Katedralin yapımı 13 yy.’dan başlanmış ve bitmesi bir buçuk asırdan fazla sürmüş. Katedralin dış ve iç cephesi beyaz ve siyah mermerden yapılmıştır. 

Siyah ve beyaz, Siena’nın sembolik renkleridir ve kentin kurucuları Senius ve Aschius’un siyah beyaz atlarıyla  bağlantılıdır. Bu bağlantı nedir derseniz hemen efsaneleri hatırlatalım…… Aschius ve Senius Remus’un oğullarıdır. Babaları amcaları Romulus tarafından ormana biri beyaz diğeri siyah atla kaçtılar. Orada dişi bir kurt tarafından emzirilerek kurtuldular. Büyüdüklerinde Senius’tan sonra Siena adında bir şehir kurdular; dişi kurdu şehirlerinin sembolü, atların renklerini bayrak olarak aldılar. 

Bir başka efsanede ise kardeşlerin tanrılar tarafından gündüz beyaz bir bulutla, geceleri kara bir bulutla korunduğunu iddia ediyor.

Katedralin dış cephesi mozaik ve değişik heykeller ile donatılmıştır.

Katedralin dışında üst cephede görülen Meryem Ana’nın taç giyme törenini anlatan mozaik ilgi çekicidir.

İçeriye girdiğinizde siyah-beyaz mermerden yapılan şeritler, mozaikler ve Palio Festivali için asılan bayraklar ilgi çekicidir.
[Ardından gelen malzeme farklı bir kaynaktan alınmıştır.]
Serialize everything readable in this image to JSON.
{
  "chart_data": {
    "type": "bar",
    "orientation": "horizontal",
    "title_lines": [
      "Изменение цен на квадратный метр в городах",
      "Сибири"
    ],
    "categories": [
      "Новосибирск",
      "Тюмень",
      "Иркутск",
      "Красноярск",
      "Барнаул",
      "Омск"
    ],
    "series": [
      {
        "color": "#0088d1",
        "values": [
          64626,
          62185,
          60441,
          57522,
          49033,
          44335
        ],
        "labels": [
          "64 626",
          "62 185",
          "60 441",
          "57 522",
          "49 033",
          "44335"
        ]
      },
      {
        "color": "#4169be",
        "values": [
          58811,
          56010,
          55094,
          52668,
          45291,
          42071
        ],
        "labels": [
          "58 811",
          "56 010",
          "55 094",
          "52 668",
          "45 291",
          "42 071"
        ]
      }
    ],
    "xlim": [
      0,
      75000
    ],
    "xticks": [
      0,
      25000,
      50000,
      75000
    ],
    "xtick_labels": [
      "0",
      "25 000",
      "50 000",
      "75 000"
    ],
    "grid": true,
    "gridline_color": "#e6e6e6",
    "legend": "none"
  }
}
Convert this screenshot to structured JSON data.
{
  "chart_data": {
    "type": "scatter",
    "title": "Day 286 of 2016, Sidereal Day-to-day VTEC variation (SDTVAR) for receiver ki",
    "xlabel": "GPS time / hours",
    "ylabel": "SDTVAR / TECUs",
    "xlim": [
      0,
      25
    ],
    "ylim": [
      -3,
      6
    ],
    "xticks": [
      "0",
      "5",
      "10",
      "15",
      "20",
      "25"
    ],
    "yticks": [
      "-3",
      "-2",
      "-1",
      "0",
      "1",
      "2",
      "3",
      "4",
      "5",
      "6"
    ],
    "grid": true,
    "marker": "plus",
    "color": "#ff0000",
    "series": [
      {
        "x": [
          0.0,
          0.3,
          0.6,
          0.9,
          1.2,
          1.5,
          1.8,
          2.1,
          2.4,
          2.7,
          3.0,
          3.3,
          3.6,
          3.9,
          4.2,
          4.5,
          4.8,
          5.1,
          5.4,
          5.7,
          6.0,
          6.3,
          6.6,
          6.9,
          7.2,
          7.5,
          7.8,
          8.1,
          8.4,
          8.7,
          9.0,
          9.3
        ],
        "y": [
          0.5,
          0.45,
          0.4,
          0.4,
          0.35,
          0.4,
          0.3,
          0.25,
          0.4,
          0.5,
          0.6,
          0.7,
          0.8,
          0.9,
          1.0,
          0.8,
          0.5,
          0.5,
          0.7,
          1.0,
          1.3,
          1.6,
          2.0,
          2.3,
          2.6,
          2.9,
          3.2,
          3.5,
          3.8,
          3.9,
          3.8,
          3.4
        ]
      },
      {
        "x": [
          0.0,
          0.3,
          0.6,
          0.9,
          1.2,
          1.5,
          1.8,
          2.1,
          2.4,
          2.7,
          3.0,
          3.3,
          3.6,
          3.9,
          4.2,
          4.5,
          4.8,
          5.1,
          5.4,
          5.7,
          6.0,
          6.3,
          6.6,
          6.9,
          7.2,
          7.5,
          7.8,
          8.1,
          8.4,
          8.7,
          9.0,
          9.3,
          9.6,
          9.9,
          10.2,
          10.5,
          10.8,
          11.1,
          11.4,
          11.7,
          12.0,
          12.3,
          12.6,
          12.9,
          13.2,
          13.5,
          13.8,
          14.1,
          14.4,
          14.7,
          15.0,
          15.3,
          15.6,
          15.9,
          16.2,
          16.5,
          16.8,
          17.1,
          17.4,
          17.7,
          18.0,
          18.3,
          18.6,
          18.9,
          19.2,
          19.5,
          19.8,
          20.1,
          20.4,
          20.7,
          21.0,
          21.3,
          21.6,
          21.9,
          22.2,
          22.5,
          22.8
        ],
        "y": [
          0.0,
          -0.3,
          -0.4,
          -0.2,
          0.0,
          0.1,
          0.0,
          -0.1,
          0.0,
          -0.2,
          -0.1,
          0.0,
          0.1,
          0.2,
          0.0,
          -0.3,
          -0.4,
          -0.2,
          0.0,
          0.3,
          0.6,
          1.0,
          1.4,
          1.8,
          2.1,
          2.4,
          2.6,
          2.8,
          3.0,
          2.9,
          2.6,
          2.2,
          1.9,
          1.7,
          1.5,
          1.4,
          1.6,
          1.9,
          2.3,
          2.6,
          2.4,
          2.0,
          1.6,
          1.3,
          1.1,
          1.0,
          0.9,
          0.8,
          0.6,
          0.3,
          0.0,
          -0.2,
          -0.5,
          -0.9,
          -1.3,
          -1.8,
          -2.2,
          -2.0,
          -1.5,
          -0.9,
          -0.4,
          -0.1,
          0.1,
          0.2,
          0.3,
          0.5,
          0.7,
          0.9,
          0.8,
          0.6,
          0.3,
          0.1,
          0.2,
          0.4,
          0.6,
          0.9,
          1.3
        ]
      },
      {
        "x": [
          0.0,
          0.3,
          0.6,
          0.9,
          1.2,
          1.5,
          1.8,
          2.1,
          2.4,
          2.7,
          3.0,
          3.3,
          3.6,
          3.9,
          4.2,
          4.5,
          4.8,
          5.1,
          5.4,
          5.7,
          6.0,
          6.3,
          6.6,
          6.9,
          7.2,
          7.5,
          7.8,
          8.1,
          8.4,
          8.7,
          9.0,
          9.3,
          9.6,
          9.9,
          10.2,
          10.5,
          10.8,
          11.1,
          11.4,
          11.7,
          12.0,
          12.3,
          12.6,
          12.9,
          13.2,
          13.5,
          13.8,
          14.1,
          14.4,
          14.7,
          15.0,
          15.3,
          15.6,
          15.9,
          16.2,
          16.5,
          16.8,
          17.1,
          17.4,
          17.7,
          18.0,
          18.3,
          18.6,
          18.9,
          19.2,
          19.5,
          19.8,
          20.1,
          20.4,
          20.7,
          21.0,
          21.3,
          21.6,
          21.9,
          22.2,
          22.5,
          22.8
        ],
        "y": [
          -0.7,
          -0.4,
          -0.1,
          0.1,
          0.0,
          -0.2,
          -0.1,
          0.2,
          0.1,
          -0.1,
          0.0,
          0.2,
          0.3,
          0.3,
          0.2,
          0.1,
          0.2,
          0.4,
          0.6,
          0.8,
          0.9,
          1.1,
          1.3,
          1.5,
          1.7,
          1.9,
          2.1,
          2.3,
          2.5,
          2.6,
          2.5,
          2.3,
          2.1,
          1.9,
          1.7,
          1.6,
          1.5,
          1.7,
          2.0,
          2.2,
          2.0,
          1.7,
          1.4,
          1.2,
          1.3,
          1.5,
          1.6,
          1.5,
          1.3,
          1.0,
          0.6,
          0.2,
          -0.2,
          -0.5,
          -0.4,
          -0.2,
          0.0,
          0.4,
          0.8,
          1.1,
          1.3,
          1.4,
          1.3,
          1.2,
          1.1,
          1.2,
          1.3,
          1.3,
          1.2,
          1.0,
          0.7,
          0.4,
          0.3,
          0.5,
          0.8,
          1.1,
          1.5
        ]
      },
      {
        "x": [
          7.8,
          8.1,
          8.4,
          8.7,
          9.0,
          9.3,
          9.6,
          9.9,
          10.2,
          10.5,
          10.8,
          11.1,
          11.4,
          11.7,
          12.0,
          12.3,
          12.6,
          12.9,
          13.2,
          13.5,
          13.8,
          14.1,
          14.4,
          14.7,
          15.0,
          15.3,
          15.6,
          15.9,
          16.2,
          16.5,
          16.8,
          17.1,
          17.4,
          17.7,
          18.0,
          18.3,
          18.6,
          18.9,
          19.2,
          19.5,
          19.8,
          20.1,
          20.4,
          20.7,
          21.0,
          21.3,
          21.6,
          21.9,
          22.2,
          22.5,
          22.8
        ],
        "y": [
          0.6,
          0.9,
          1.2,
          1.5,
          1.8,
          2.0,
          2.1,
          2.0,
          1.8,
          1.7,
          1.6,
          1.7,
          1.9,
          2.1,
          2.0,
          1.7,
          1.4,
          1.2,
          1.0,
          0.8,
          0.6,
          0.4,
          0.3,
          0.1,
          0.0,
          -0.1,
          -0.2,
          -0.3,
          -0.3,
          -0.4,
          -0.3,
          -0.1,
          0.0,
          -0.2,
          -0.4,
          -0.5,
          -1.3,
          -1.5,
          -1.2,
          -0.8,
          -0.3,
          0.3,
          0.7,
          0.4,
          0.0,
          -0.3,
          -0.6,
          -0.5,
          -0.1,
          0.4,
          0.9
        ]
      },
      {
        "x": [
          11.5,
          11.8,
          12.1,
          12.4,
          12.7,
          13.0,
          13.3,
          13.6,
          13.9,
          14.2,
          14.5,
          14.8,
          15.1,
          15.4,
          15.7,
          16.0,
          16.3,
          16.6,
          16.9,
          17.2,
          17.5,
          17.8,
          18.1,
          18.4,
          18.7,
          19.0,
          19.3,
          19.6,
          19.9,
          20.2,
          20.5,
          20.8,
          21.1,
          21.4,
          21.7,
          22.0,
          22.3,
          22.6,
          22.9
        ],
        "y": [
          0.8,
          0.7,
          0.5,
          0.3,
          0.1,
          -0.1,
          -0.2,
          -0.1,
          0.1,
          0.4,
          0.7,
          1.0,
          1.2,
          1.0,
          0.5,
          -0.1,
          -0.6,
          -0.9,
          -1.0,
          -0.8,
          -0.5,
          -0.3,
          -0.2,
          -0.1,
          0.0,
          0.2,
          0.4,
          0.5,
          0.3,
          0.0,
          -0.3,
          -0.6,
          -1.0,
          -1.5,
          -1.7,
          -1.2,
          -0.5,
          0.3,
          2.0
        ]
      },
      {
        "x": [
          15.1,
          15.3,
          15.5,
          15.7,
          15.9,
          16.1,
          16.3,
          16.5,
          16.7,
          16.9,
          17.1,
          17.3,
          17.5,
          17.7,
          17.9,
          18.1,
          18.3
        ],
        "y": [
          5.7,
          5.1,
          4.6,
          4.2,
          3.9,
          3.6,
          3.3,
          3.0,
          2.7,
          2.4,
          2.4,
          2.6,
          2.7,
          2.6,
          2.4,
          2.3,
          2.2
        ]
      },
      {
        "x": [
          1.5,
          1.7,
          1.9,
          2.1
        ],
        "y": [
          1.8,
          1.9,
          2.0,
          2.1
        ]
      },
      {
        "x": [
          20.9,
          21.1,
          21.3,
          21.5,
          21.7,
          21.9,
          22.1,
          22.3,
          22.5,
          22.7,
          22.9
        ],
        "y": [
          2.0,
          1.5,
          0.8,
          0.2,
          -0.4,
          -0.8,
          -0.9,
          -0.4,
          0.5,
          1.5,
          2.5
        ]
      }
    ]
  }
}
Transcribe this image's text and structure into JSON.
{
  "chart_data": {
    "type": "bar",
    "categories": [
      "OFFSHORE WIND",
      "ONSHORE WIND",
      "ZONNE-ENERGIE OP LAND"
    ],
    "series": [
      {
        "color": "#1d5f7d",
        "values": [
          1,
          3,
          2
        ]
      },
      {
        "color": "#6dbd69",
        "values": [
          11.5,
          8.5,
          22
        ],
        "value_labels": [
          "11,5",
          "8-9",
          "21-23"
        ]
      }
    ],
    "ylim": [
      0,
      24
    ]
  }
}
Siena hakkında bilinmesi gerekenler:

Şehrin 9 km yakınında havalimanı var buraya uluslararası uçuş yok.

Siena’ya gelmek için önce Floransa’ya gitmek, daha sonra trenle Siena’ya geçmek gerekiyor. İç hatlar uçak ve otobüs alternatifi de var, fakat tren çok daha hesaplı.

Şehir rahatlıkla yürüyerek gezilebiliyor

Şehrin içine arabayla giriş yasak.

Siena Sokaklarında dolaşarak, olmazsa olmaz hediyelik eşya dükkanlarını dolaşıp San Gimignano‘ya doğru yola çıkıyoruz.

Ayrılmadan önce Siena’nın güzelliklerine bir kez daha bakıyoruz.